Moreover, 21 percent of those surveyed admitted to medicating their kids with paracetamol, such as Panodil, before sending them to school.

The FOLA parents’ organisation is shocked by the findings.

“I think it is absolutely crazy. It simply cannot be that a child goes to school sick and plays with lots of other children. Then we are faced with the fact that they will infect the whole institution,” said FOLA chair Signe Nielsen.

Pill pushers
At the Børnehuset daycare institution in Silkeborg a meeting was called where parents were implored not to bring their sick children to school.

At Børnehuset there are fears that parents prefer to pack their kids off with a pill without informing teachers.

“We occasionally have children who that they have had a pill for breakfast,” said headteacher Susanne Bødker. “You might think that it is a Panodil more than a vitamin pill, if it is a child who has just been sick, for example.”

Parents sick and tired
Parents, when confronted, often cite pressure at work as a reason for not being able to stay at home with their children.

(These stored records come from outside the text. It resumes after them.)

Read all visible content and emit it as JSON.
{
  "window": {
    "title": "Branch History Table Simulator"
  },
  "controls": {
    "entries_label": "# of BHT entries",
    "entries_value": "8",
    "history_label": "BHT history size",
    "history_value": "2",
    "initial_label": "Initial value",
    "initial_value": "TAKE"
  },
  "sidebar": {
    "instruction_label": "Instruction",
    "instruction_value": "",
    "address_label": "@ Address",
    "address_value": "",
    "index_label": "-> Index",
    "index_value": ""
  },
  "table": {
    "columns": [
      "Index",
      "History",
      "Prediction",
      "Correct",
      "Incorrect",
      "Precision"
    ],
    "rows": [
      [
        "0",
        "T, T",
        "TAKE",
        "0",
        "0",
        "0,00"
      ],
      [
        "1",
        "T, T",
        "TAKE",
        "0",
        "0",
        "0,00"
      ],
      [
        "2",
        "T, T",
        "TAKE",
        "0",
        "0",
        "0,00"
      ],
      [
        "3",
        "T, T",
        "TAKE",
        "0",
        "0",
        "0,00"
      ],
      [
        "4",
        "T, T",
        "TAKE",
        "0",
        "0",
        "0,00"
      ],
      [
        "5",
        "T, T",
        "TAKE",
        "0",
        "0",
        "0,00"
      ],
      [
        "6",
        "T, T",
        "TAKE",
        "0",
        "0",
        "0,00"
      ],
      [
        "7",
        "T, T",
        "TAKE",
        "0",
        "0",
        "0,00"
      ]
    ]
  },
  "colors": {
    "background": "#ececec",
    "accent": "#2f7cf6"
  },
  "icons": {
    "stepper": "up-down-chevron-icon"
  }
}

Many declare that they simply cannot take another day off, as they are afraid of being fired.

Allan Randrup Thomsen, a professor of virology at KU, has heavily criticised the parents’ actions, describing the current situation as a “vicious circle”.

“It promotes the spread of viruses, and it adds momentum to a cycle where parents are pressured by high levels of sick-leave. If they then choose to send the children to daycare while they are still recovering, they keep the epidemic going in daycares, and this in turn puts a greater burden on the parents.”